White, whose clear and vigorous forewarnings from 2005 to 2008 of the last financial crises went unheeded, now points out that European banks are heavily exposed to emerging market debt, especially China’s, and have already disclosed at least $1 trillion worth of “non-performing” loans on their books. They are still hiding additional bad debts by continuing to roll them over. The next financial crisis, according to White, is likely to require a massive recapitalization of these banks, which will be partly paid for by the ”bail-in” of depositors holding balances in excess of the deposit guarantee of €100,000.

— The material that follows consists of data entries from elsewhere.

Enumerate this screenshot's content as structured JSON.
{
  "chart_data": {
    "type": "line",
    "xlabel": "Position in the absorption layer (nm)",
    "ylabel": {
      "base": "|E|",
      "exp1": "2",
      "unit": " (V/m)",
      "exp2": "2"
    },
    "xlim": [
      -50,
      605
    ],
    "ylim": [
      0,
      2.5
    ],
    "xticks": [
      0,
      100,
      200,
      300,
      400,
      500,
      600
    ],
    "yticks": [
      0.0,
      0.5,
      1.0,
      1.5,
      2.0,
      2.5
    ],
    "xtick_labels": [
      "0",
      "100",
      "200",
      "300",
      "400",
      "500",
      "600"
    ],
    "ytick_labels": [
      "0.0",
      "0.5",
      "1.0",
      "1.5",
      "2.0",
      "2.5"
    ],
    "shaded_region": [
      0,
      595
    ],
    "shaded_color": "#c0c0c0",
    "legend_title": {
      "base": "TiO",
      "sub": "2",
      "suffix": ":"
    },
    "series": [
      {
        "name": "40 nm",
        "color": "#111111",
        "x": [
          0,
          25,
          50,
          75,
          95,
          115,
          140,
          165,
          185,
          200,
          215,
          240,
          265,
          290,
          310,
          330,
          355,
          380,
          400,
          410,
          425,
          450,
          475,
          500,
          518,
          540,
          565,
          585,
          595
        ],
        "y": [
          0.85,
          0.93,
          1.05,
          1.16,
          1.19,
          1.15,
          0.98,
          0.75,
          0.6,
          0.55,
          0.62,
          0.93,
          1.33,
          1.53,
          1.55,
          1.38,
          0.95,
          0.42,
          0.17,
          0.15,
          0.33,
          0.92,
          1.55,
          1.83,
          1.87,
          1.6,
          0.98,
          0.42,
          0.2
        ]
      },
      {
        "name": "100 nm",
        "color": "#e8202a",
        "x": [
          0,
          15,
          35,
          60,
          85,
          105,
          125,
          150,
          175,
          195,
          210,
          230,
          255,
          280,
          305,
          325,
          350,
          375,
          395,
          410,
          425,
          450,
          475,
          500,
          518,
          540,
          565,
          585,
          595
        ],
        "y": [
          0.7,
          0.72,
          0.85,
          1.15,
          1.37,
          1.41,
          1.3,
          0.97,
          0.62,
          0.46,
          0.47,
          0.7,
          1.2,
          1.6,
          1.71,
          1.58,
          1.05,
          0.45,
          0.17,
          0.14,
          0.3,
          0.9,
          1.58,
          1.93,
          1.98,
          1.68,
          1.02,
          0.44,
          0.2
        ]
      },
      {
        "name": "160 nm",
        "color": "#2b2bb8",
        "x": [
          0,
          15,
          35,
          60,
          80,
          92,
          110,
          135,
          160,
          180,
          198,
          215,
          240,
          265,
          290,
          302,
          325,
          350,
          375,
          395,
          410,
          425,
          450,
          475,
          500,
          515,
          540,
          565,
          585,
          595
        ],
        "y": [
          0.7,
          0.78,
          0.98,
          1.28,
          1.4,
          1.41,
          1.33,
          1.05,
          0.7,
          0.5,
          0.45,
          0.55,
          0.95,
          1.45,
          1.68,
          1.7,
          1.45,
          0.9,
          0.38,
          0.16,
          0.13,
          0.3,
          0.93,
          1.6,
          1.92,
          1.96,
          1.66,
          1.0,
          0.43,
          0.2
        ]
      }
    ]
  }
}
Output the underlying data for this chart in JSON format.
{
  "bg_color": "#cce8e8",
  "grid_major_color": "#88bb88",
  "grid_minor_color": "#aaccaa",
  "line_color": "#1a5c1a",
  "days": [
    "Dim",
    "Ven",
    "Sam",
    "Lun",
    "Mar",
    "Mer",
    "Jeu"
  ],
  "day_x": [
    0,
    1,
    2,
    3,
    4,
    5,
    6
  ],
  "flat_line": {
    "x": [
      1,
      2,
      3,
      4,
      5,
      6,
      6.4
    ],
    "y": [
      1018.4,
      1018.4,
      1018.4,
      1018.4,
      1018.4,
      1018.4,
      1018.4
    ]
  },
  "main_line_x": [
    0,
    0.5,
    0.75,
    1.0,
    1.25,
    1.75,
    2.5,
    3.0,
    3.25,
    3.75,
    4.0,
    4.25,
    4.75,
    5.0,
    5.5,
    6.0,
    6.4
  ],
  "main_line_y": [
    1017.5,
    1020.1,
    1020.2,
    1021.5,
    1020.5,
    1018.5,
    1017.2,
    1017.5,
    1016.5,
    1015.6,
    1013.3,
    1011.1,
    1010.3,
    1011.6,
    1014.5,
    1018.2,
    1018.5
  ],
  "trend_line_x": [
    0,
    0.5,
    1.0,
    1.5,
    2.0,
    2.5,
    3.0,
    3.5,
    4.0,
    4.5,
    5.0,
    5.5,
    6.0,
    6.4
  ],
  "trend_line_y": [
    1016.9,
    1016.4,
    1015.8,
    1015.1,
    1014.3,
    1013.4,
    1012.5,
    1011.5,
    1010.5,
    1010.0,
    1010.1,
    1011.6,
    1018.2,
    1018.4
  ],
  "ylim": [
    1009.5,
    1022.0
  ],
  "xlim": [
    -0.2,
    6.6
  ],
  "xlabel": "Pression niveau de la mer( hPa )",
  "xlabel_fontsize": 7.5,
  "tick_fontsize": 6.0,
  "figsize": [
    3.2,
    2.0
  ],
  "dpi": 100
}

White blames quantitative easing and zero-rate policies for creating assets bubbles and over-indebtedness around the globe. White traces what he calls ”the inflationary bias in monetary policy” back to 1987 when the Fed tried to prevent the recessionary purging of bad investments after the October stock market crash. With each successive business cycle, interest rates were reduced further and further below the “Wicksellian natural rate,” which is the rate that brings saving and investment into sustainable equilibrium in a dynamic economy. The inflationary bias was intensified during the 1990s when the Fed and other central banks attempted to stifle the “benign deflation” that was the natural effect of globalization and other market forces that greatly accelerated economic growth.
If all this sounds familiar, it is. For White’s diagnosis of the current monetary and financial scene incorporates central elements of the Austrian theory of the business cycle, with which he has shown a heart-warming familiarity in his recent publications (here and here).